22. A cleansing composition comprising surfactant and a gel, the gel comprising about 80-99 wt% of a hydrocarbon oil, and about 1 to 20 wt% of a blend of at least two different polymer members selected from the group consisting of diblock copolymers, triblock copolymers, radial block copolymers and multiblock copolymers, with the proviso that there be contained in the composition at least one diblock copolymer or at least one triblock copolymer with said at least one diblock copolymer or said at least on triblock copolymer comprising 5 to 95 wt% of said blend of at least two different polymers, said diblock and triblock polymers comprising segments of styrene monomer units and rubber monomer units.

23. The composition of claim 22 wherein the group consists of diblock copolymer and triblock copolymer, and both the diblock copolymer and triblock copolymer are present in the composition.

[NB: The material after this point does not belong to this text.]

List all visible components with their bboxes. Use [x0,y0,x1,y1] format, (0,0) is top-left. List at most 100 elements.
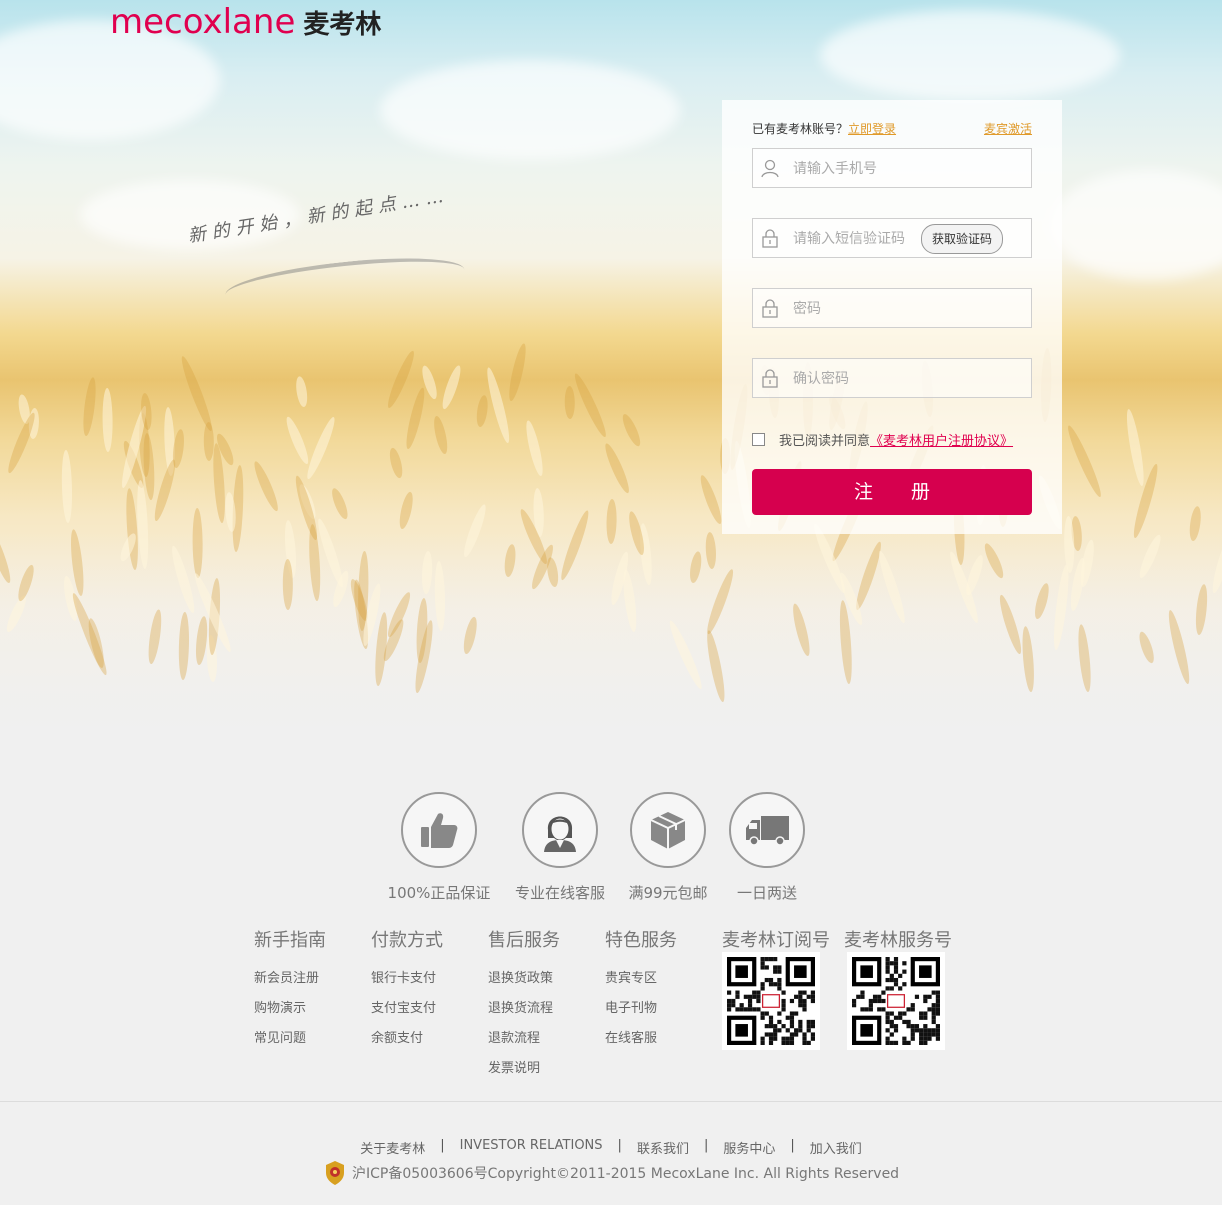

24. The composition of claim 22 further comprising an ingredient selected from the group consisting of sunscreen agents, fragrance oils, moisturizers, anti-perspirants, humectants, cosmetic oils, colorant, preservative, and mixtures thereof.

25. A cleansing composition formed by combining ingredients comprising a polymeric gellant, a solvent, and a surfactant; a gel being formed upon combining the polymeric gellant and the solvent.

26. The cleansing composition of claim 25 wherein the polymeric gellant is selected from diblock copolymer, triblock copolymer, multiblock copolymer and radial copolymer, and the solvent is a hydrocarbon.

27. The cleansing composition of claim 25 wherein the surfactant comprises soap.

28. A method of forming a cleansing composition comprising combining a polymeric gellant, a solvent, and a surfactant; a gel being formed upon combining the polymeric gellant and the solvent.

29. The cleansing composition of claim 28 wherein the polymeric gellant is selected from diblock copolymer, triblock copolymer, multiblock copolymer and radial copolymer, and the solvent is a hydrocarbon.

30. The cleansing composition of claim 28 wherein the surfactant comprises soap.